Abstract

Software metrics measure quantifiable or countable software characteristics. Researchers may apply them to provide better product understanding, evaluate the process effectiveness, and improve the software quality. A threshold is a value that aids the proper interpretation of software measurements; it indicates whether or not a given value represents a quality risk. Thresholds are unknown for most software metrics, inhibiting their use in a software quality assessment process. In a previous paper, we proposed a catalog with 18 object-oriented software metrics thresholds, providing a preliminary case study in proprietary software to validate them. This article evaluates these thresholds more deeply, considering significant aspects.
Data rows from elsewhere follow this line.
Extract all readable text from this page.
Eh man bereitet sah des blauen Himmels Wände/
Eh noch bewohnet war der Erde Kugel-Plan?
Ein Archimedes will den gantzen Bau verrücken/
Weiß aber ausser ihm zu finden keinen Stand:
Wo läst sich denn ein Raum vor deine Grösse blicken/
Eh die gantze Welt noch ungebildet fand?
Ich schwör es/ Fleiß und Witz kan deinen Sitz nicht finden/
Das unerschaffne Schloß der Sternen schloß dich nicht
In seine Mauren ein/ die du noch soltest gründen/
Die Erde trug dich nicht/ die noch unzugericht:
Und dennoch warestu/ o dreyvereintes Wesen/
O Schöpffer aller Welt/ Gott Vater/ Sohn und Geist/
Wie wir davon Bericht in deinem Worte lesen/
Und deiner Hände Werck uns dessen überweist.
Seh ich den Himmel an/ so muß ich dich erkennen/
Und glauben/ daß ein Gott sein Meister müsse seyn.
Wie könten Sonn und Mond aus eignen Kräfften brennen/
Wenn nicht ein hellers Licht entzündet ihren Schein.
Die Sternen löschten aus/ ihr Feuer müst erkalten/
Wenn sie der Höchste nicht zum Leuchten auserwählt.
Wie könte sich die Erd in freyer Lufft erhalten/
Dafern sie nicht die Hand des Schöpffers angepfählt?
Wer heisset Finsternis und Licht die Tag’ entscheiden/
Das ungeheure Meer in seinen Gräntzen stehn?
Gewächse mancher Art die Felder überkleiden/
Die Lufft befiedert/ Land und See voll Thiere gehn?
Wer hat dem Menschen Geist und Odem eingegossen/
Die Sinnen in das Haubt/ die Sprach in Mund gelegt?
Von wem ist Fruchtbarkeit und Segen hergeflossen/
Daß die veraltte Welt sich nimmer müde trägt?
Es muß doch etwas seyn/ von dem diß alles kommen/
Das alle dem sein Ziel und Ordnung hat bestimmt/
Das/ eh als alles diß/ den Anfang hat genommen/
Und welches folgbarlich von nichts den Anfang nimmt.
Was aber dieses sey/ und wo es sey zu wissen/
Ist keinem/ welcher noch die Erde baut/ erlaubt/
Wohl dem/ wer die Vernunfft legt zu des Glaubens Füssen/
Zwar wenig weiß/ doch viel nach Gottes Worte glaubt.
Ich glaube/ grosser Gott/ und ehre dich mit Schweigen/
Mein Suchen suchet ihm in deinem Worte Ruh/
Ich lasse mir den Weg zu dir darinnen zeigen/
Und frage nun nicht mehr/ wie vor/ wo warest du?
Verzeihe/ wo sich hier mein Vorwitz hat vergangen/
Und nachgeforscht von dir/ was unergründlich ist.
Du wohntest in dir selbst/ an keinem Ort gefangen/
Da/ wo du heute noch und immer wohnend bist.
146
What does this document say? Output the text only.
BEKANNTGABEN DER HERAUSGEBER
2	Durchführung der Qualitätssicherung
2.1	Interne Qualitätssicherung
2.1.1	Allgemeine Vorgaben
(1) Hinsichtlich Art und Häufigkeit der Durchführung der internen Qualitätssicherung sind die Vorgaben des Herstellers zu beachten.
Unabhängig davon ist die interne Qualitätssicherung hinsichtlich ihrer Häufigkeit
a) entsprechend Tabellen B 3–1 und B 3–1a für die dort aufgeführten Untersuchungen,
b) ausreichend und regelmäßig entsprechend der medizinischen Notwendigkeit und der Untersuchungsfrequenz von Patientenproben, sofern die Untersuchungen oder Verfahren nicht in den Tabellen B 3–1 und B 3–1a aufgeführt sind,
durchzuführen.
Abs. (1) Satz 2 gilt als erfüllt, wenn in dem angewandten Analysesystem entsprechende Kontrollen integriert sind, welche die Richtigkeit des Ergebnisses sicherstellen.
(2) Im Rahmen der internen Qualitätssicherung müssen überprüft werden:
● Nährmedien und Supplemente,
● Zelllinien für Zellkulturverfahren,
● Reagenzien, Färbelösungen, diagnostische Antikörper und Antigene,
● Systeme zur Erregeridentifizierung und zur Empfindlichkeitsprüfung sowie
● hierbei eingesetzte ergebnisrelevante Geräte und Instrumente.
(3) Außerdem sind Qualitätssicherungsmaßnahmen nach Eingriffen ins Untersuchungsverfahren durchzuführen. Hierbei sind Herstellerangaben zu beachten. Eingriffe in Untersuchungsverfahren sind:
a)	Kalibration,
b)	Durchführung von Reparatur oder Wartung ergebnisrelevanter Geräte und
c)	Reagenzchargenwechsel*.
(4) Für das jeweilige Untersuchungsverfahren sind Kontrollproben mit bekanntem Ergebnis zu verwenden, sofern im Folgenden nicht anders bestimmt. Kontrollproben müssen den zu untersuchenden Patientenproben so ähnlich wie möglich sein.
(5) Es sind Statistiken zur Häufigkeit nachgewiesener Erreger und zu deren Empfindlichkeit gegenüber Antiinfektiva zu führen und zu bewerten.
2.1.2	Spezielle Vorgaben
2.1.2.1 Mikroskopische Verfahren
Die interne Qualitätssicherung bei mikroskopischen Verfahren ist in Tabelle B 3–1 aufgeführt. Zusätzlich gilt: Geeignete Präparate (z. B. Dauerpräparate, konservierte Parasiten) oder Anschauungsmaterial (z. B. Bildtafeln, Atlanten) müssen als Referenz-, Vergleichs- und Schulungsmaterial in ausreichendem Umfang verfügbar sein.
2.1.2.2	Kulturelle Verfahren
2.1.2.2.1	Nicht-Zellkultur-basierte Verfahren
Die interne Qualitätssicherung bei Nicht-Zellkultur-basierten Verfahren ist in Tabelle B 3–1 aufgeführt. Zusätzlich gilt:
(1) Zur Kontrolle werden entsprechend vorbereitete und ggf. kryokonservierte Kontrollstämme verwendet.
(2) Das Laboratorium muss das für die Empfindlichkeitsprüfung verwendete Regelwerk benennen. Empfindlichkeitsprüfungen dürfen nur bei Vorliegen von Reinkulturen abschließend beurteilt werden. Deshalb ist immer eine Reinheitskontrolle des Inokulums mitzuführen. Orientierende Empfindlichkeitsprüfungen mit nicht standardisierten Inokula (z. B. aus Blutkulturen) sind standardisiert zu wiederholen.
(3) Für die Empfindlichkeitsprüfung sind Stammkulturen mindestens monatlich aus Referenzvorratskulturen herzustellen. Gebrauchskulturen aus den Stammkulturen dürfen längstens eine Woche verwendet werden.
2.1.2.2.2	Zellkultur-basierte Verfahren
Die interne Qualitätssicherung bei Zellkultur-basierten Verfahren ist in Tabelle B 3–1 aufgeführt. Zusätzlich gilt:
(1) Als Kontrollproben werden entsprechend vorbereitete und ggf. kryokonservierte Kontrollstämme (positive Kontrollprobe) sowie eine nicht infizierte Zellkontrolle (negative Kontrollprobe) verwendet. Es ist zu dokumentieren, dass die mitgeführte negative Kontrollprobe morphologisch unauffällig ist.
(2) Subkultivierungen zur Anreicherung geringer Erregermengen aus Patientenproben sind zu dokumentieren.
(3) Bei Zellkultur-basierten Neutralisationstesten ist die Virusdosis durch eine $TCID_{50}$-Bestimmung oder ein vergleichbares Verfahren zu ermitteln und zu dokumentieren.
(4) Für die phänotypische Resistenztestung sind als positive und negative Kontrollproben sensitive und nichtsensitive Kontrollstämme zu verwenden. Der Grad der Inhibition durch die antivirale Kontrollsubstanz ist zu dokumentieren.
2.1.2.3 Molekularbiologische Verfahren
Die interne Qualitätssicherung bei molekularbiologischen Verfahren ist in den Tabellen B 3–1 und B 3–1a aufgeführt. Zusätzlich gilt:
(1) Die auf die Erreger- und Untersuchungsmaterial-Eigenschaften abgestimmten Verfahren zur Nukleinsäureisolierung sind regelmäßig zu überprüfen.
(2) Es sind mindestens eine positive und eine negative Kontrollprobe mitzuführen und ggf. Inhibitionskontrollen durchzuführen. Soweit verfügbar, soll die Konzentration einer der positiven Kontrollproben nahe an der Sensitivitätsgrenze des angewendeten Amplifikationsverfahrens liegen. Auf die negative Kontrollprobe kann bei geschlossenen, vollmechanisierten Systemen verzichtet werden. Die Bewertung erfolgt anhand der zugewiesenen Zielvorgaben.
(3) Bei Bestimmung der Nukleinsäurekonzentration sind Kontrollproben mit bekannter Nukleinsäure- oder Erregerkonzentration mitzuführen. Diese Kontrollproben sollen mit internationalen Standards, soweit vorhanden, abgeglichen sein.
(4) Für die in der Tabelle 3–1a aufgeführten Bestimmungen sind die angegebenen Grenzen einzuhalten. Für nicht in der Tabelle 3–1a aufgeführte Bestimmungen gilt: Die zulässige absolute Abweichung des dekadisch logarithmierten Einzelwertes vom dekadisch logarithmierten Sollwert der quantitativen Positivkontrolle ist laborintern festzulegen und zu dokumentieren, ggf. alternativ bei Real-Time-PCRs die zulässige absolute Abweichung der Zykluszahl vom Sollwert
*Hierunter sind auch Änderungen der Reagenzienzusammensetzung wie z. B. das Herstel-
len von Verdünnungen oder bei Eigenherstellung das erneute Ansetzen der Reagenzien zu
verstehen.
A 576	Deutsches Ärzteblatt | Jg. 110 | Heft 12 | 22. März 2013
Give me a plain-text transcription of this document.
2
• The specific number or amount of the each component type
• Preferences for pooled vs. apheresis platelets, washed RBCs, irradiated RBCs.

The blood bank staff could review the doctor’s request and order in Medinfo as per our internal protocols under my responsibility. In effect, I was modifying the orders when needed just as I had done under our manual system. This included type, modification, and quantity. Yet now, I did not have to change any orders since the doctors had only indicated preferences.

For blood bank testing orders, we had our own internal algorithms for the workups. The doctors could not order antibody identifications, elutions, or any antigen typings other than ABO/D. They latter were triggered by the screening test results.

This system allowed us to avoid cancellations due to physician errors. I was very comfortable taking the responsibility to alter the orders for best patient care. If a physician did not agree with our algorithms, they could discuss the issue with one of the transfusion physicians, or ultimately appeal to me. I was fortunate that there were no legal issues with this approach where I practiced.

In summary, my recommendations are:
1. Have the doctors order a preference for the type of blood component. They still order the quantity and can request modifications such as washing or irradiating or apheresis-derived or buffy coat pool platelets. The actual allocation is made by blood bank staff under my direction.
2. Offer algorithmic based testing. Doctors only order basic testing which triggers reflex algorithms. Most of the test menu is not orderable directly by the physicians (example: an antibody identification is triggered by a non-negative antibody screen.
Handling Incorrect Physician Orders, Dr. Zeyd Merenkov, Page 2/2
We show a new example of threshold derivation, discussing it qualitatively. We explain these software metrics and discuss their threshold values, presenting each one’s application level, definition, formula, and implications for the software design. We conduct a study with two software systems to evaluate the capacity of our thresholds to identify software quality enhancement after a restructuring process. We assess these thresholds using two case studies, comparing the evaluation provided by the thresholds with the qualitative analysis given by manual inspections. The study results indicate that the thresholds may lead to few false-positive and false-negative occurrences, i.e., the thresholds provide a proper quantitative assessment of software quality. This study contributes with empirical evidence that the metrics’ thresholds proposed in our previous work provide a proper interpretation of software metrics and, hence, may aid the application of software metrics in practice.